前言
本文所提到的大作业是2024年下半学年所布置的机器人技术的大作业,可能不适用于之后的版本,请注意。
题目要求大概如下:1.关节型机器人,5自由度以上。 2.编程实现正问题求解(给出连杆和关节参数,求出末端执行器位置) 3.编程实现逆问题求解(给出末端执行器位置,求出连杆和关节参数) 4.有图形化界面,实现初始状态到目标状态的动画。

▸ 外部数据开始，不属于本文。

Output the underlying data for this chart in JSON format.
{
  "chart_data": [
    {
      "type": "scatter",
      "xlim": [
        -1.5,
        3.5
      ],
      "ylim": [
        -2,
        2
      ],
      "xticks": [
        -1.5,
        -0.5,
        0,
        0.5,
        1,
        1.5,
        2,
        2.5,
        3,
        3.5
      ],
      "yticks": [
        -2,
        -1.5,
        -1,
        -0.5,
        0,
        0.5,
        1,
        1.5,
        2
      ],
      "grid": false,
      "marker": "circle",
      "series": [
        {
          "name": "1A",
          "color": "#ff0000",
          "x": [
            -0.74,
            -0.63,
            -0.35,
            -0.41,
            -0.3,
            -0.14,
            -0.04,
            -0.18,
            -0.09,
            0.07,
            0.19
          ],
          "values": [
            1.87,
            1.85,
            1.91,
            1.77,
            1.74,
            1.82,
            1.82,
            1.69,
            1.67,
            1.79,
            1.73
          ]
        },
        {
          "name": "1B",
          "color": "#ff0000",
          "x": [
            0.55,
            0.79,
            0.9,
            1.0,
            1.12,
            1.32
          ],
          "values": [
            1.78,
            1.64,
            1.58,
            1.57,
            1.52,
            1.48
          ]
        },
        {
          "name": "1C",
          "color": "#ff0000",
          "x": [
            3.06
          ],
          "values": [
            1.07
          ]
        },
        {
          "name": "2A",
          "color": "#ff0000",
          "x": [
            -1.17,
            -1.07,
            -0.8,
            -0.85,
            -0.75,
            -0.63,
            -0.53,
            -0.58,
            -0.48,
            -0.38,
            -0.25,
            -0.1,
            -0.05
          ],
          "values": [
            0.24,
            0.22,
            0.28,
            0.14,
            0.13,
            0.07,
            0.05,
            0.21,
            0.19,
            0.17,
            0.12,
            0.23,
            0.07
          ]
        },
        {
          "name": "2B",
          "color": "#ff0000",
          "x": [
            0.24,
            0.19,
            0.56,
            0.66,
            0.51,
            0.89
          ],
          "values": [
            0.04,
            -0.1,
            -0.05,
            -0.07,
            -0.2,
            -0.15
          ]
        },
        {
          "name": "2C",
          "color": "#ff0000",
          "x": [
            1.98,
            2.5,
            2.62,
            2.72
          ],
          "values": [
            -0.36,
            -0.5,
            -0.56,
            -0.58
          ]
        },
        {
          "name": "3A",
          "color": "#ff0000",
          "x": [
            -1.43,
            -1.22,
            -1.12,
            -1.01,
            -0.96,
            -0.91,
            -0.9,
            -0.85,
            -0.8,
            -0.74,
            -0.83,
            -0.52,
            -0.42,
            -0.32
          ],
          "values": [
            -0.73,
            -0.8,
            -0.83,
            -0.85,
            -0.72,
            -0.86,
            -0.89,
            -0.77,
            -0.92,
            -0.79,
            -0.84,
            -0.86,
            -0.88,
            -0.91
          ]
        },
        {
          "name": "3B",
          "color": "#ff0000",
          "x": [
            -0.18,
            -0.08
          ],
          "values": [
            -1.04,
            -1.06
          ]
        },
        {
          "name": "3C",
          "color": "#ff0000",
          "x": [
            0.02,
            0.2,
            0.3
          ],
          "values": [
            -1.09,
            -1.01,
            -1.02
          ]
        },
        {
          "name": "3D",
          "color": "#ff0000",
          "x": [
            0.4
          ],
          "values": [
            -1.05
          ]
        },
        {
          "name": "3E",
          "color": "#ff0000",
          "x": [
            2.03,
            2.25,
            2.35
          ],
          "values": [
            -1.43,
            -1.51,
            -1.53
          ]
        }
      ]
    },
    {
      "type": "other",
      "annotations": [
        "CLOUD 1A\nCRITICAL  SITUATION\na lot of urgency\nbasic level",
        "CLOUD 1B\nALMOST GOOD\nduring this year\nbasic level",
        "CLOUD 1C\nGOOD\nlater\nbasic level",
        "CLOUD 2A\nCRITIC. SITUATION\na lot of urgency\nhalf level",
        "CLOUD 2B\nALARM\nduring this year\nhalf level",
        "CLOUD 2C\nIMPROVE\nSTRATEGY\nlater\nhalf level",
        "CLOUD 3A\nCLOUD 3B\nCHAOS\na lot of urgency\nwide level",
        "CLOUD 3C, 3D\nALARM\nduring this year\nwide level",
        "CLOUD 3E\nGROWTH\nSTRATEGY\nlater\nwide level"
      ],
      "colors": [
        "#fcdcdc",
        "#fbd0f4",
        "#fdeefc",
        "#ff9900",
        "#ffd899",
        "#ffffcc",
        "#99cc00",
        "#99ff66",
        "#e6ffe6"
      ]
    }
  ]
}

本文中所提的代码加报告,最后获得了85分,因为本人也是在互联网上广泛借鉴别人的写法综合而成的代码,做的不算完美,但足以完成相关要求。
下面分步给出的代码合起来就是本项目的所有代码。
准备
1.安装matlab,本人使用的是MATLAB 2024b,请自行学习MATLAB及其语言的使用方法,简单的会用就行,要求大概能看懂代码。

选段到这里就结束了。